When it comes to chemical bonding, ionic compounds stand out due to their distinctive properties and bond formation. Ionic compounds are made up of positively and negatively charged ions, which are attracted to each other by strong electrostatic forces. These forces are what bind the ions together, forming a stable ionic lattice structure.

Typically, ionic compounds showcase the following characteristics:

• High melting and boiling points: The strong attraction between the oppositely charged ions requires significant amounts of energy to break, resulting in high melting and boiling points.
• Solubility in water: Most ionic compounds are soluble in water, as the polar nature of water molecules can disrupt the ionic bonds, allowing the compound to dissolve.
• Insolubility in non-polar solvents: Ionic compounds generally do not dissolve in non-polar solvents like benzene because these solvents do not provide the necessary interactions to separate the ions from each other.
• Electrical conductivity when dissolved: Once dissolved in water or melted, ionic compounds can conduct electricity because the ions are free to move and carry an electric current.

In the context of the exercise, orpiment has properties suggesting it's not an ionic compound, as it's slightly water-soluble and soluble in basic solution rather than extensively water-soluble.

Molecular compounds, also known as covalent compounds, feature atoms bonded together by the sharing of electrons. Unlike ionic compounds, molecular compounds consist of discrete molecules rather than a continuous lattice of ions. This sharing of electrons occurs because the atoms seek to achieve a stable electron configuration, usually resembling that of the nearest noble gas.

Here are some defining features of molecular compounds:

• Lower melting and boiling points: The forces holding molecules together, known as Van der Waals forces or London dispersion forces, are much weaker than ionic bonds, resulting in lower melting and boiling points.
• Varied solubility: Molecular compounds' solubility in water or other solvents depends on the polarity of their molecules. Polar molecular compounds may dissolve in water, while non-polar molecules dissolve more readily in non-polar solvents like benzene.
• Non-conductive nature: Because they don't have free-moving charged particles, molecular compounds do not conduct electricity in solid or liquid form.

In our exercise, both orpiment and zeaxanthin exhibit properties consistent with molecular compounds. Orpiment's slight solubility in hot water and zeaxanthin's solubility in benzene along with lower melting points when compared to typical ionic compounds, support this conclusion.

Understanding solubility properties can help in identifying the nature of a compound, whether it is ionic or molecular. Solubility refers to a compound's ability to dissolve in a particular solvent, a process significantly influenced by the nature of the compound's bonds and the solvent's polarity.

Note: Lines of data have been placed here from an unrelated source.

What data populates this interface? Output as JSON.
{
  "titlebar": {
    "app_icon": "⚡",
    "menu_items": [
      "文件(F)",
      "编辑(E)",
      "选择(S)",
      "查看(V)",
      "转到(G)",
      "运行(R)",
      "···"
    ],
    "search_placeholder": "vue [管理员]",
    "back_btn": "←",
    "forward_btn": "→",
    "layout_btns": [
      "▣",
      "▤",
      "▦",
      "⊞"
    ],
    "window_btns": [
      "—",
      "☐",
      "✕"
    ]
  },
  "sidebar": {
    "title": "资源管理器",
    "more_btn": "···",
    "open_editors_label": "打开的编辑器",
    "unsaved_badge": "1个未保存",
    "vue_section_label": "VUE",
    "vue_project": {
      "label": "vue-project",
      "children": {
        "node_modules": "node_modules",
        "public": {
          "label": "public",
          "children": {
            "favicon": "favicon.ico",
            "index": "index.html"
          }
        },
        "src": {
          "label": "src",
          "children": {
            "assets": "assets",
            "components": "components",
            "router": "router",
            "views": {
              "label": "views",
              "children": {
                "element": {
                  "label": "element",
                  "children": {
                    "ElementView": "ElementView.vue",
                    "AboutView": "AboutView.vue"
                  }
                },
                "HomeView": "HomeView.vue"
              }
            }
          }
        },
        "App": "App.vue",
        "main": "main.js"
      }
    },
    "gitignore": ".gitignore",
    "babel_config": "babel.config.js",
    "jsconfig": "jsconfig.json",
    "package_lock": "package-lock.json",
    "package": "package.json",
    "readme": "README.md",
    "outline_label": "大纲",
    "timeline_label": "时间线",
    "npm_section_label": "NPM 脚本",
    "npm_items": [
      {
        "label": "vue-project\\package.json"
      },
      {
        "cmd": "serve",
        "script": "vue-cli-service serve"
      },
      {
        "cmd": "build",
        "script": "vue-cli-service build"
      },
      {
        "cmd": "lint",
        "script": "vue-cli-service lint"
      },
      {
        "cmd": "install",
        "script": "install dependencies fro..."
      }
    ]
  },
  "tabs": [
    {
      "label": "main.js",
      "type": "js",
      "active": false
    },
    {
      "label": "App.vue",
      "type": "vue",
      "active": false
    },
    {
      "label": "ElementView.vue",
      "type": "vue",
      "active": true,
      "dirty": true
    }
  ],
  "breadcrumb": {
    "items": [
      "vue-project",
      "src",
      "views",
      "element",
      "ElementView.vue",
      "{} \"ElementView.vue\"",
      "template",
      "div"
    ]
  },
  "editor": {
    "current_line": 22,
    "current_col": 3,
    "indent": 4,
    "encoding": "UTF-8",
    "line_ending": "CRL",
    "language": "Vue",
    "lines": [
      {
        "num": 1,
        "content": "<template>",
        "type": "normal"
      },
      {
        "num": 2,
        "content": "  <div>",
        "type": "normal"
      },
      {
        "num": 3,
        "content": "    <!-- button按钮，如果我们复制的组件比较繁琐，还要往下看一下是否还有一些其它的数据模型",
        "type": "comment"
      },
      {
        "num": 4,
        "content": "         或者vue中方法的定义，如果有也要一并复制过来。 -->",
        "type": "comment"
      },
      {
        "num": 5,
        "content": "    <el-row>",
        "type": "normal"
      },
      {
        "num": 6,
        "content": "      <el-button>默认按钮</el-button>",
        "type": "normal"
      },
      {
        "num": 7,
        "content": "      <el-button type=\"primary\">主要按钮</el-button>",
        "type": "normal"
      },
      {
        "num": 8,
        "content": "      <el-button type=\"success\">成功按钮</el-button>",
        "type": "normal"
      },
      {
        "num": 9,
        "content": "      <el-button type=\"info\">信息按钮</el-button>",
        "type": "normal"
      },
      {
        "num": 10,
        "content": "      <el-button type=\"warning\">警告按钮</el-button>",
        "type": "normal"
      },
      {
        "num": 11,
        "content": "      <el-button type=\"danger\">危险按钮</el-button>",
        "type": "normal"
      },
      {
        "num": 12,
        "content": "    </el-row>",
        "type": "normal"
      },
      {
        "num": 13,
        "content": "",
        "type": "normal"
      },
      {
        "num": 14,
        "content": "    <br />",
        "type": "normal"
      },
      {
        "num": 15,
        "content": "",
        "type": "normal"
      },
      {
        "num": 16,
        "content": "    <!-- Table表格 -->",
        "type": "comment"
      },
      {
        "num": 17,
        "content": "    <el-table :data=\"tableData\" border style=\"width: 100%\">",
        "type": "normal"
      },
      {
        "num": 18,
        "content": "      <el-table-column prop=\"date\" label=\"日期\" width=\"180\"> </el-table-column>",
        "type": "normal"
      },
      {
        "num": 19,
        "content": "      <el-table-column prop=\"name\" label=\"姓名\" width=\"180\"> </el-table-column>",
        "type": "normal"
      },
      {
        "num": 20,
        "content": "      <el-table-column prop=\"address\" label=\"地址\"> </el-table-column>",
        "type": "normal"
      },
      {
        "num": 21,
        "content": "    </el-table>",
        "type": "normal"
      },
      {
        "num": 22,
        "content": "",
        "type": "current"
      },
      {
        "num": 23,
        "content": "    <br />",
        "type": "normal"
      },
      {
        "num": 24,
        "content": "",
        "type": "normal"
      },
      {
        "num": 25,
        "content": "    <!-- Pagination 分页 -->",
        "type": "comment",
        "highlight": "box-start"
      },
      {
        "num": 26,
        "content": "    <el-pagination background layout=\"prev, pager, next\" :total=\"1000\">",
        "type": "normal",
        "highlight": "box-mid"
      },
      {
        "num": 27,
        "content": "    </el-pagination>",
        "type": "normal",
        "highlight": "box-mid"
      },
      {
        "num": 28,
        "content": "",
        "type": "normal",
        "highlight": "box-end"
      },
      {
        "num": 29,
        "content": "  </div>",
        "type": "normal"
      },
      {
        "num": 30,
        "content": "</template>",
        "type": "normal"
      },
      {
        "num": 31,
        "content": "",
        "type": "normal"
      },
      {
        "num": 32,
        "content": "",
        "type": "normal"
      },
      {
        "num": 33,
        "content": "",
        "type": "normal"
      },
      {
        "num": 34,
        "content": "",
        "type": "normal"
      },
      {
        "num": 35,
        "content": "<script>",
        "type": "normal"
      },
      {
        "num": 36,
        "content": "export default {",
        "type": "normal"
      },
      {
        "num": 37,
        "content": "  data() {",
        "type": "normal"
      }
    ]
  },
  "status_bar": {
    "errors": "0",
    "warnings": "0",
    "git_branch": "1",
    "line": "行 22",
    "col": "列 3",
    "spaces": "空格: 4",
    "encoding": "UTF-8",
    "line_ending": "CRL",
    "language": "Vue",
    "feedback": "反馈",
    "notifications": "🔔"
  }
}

Factors affecting solubility include:

• "Like dissolves like": Polar solvents like water are more likely to dissolve polar substances or ionic compounds, while non-polar solvents such as benzene dissolve non-polar substances.
• Temperature: It can influence solubility. Typically, an increase in temperature results in increased solubility of solids in liquids. This can explain why orpiment is slightly soluble in hot water.
• Chemical reactions: In some cases, compounds are soluble due to reactions with the solvent. For example, orpiment's solubility in a basic solution could involve a chemical reaction altering its solubility.

In the exercise, the solubility properties of orpiment and zeaxanthin provide valuable clues. Orpiment's slight solubility in hot water and better solubility in a basic solution compared to zeaxanthin's lack of water solubility but solubility in benzene highlight their molecular nature.